Whilst those who practice Islam may find the images offensive, the circulation of such images by others is perceived as a cornerstone of free speech. There is no necessity for the scenes of such intolerant violence, yet they have become as inevitable as the fatwas which generally follow.
This latest outburst of sectarian violence further destabilizes relations between Coptic's and Muslims in Egypt. Already prepared to expect violence against the Copts during the Coptic Christmas and New Year, the army had promised extra security precautions around Coptic churches on Jan. 7.

Wednesday, December 21, 2011

EGYPT’S KRISTALLNACHT

Powerline
The persecution of Christians in Egypt is one of the mysteriously underreported stories of our time. At Big Peace, Charles Jacobs writes:
Gordon College is a Christian school between Salem and Rockport. A few weeks ago I spoke there at a commemoration of Kristallnacht, Germany’s night of broken glass, the first mass assault on Europe’s Jews and the harbinger of the Shoah. I told the Christian audience how good it was to feel Christian support for Jews in these times, and that even some of the most stubborn of my people were now appreciating Evangelical support for Israel. I also said that we felt this blessed support came from a spirit of Christian altruism. But given the news from the Middle East, concern for others is surely not the only reason Christians need to support Israel.
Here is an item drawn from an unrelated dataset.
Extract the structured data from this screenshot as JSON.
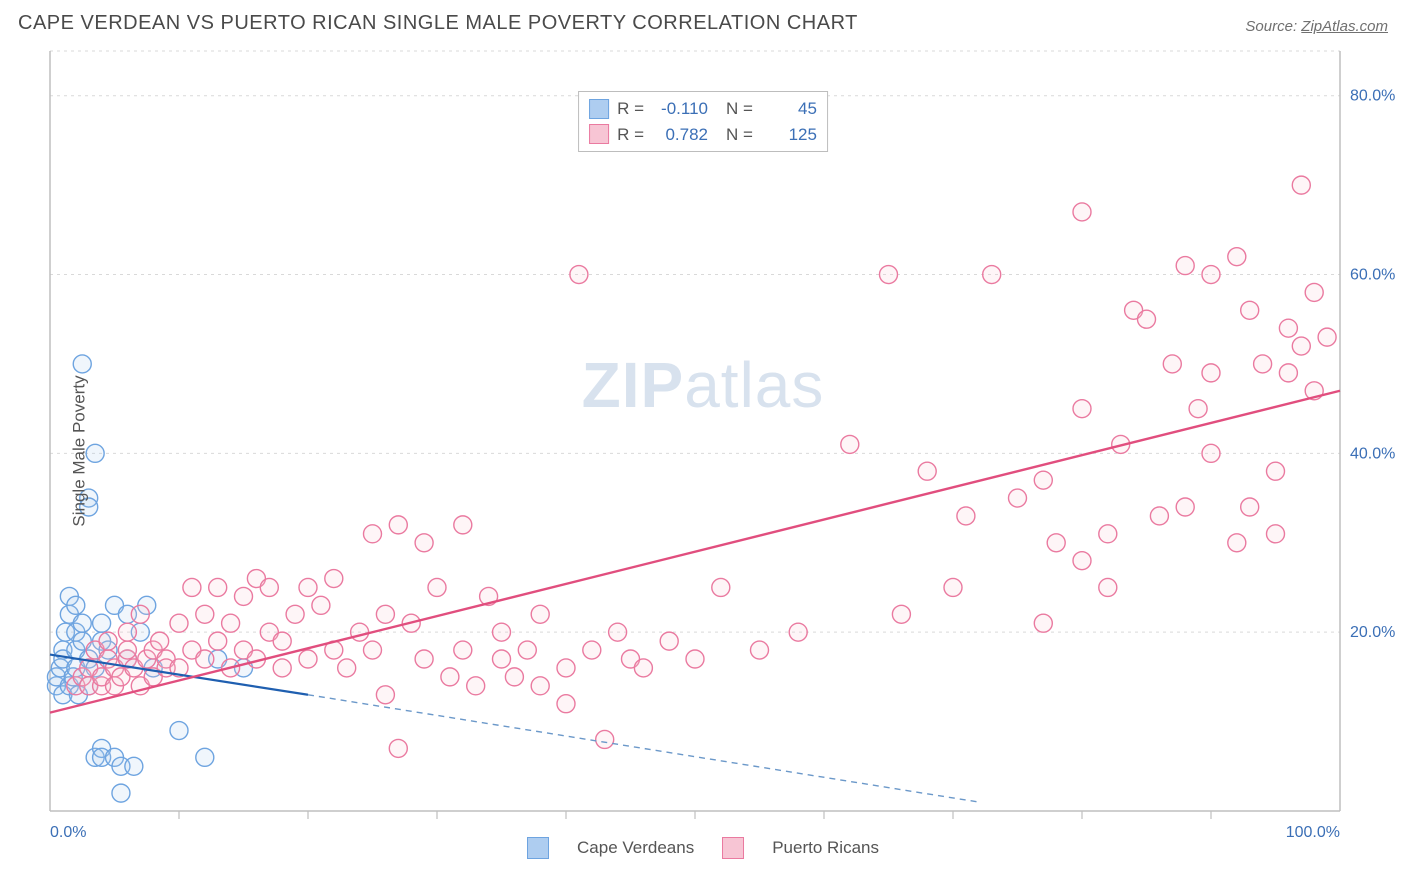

I asked how many in the audience of 250 knew of Anne Frank. Almost every hand shot up. Then I asked how many had heard of Ayman Labib. I got a mass blank stare. Ayman was a 17-year-old Egyptian Christian who just weeks ago was beaten to death by his Muslim classmates as teachers watched because he refused their demand to remove his cross necklace.
I asked how many knew about the Maspero massacre, which had left at least 24 Copts dead and 270 injured. And whether they knew that since January, there had been more than 70 attacks on Christian churches or institutions in Egypt.
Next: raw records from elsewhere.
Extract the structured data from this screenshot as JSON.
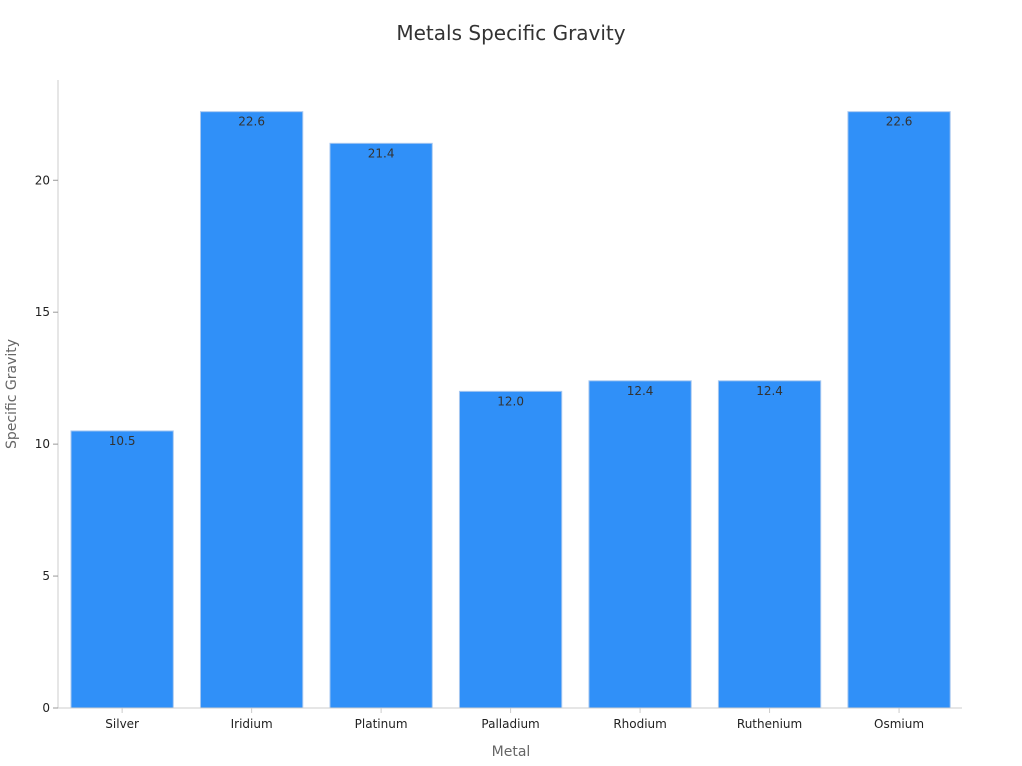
{
  "chart_data": {
    "type": "bar",
    "title": "Metals Specific Gravity",
    "xlabel": "Metal",
    "ylabel": "Specific Gravity",
    "categories": [
      "Silver",
      "Iridium",
      "Platinum",
      "Palladium",
      "Rhodium",
      "Ruthenium",
      "Osmium"
    ],
    "values": [
      10.5,
      22.6,
      21.4,
      12.0,
      12.4,
      12.4,
      22.6
    ],
    "data_labels": [
      "10.5",
      "22.6",
      "21.4",
      "12.0",
      "12.4",
      "12.4",
      "22.6"
    ],
    "yticks": [
      0,
      5,
      10,
      15,
      20
    ],
    "ylim": [
      0,
      23.8
    ],
    "grid": false,
    "legend": "none",
    "colors": {
      "bar": "#3090F8",
      "bar_edge": "#A8C8F0",
      "axis": "#CCCCCC"
    }
  }
}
While tonight you commemorate a Jewish pogrom, I told them, Christianity has just suffered its own “Kristallnacht” … and I have yet to see much of a Christian response.
In this video, Cynthia Farahat, a Christian Egyptian, testifies before the Tom Lantos Human Rights Commission. Among other things, she describes the fate of her friend Michael Mosad:
His legs were nearly severed from his body. As [Michael’s fiancĂ©e] sat next to him …soldiers gathered … brutally beating and kicking his motionless body. Vivian threw her body over his to protect him … but military officers beat and cursed her; they called her an infidel, ‘Christian sons of dogs,’ and worse–

The plight of Christians in Egypt and across the Muslim Middle East has become critical, but, for reasons I cannot understand, almost all American Christians seem indifferent to the fate of their fellow Christians overseas.